Nursing Profession Isn't Diverse Enough, Study Finds
By Mary Guiden, Staff Writer
As troubling as the nursing shortage is for the country, experts say the profession also has another problem -- it isn't diverse enough. According to researchers at the University of California's Center for the Health Professions, nursing seriously lags in reflecting racial differences of the patients being served.
The study's findings come at a time when the number of nonwhite Americans is rising. The number of Hispanics jumped by nearly 13 million between 1990 and 2000, recent census data reveals.
In California, African Americans make up four percent of registered nurses (RNs), compared to seven percent of working-age adults. The difference is even greater for Latinos, who account for 28 percent of working-age adults but only five percent of RNs.What can be done to address the gap? Policymakers and educators need to create programs that attract nonwhites to the nursing profession and they need to target younger generations, say the study's authors. For starters, nursing schools can link up with K-12 students, teachers and parents to relay information about nursing careers.
California now has a foundation that provides scholarships and loan repayment for disadvantaged youth. States like Iowa, New York, Ohio and South Carolina have experimented with "career laddering" projects that help move workers like nurses' aides into nursing itself.
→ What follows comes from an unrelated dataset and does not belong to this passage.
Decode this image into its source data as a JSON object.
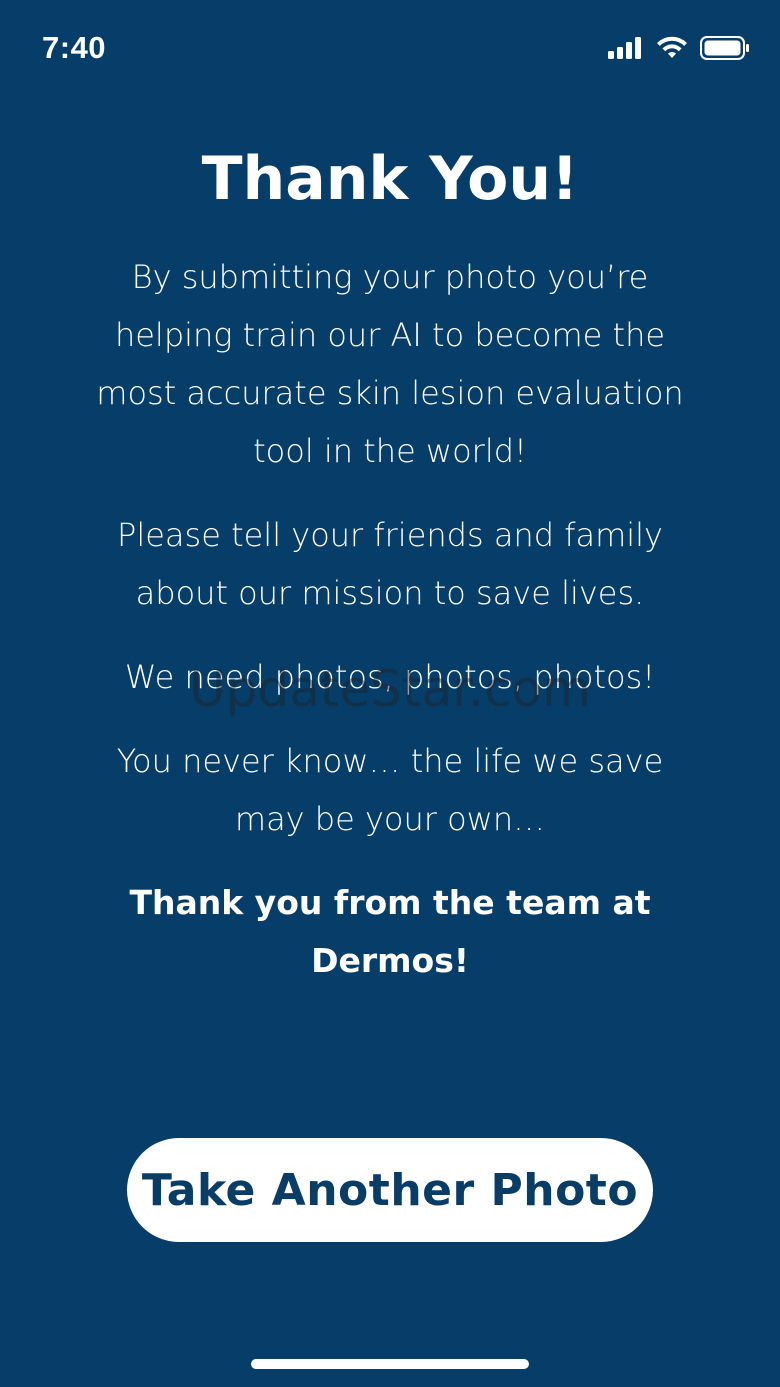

"Nursing has historically drawn primarily on white women to fill its ranks. Young people across the country today are a diverse group and we need to figure out how we're going to attract Latinos and African Americans to the profession... to alleviate the shortage and serve the public effectively," says the center's Janet Coffman, a co-author of the study.
Coffman says the call for diversity at a time when a shortage of nurses is a growing problem may be overwhelming for some. "It's important for legislators to recognize that the shortage is not just about the numbers, but it's also about the backgrounds of the people. [Lawmakers] should keep these needs in mind, think about and develop solutions that help tap into potential nurses that have been historically overlooked," she says.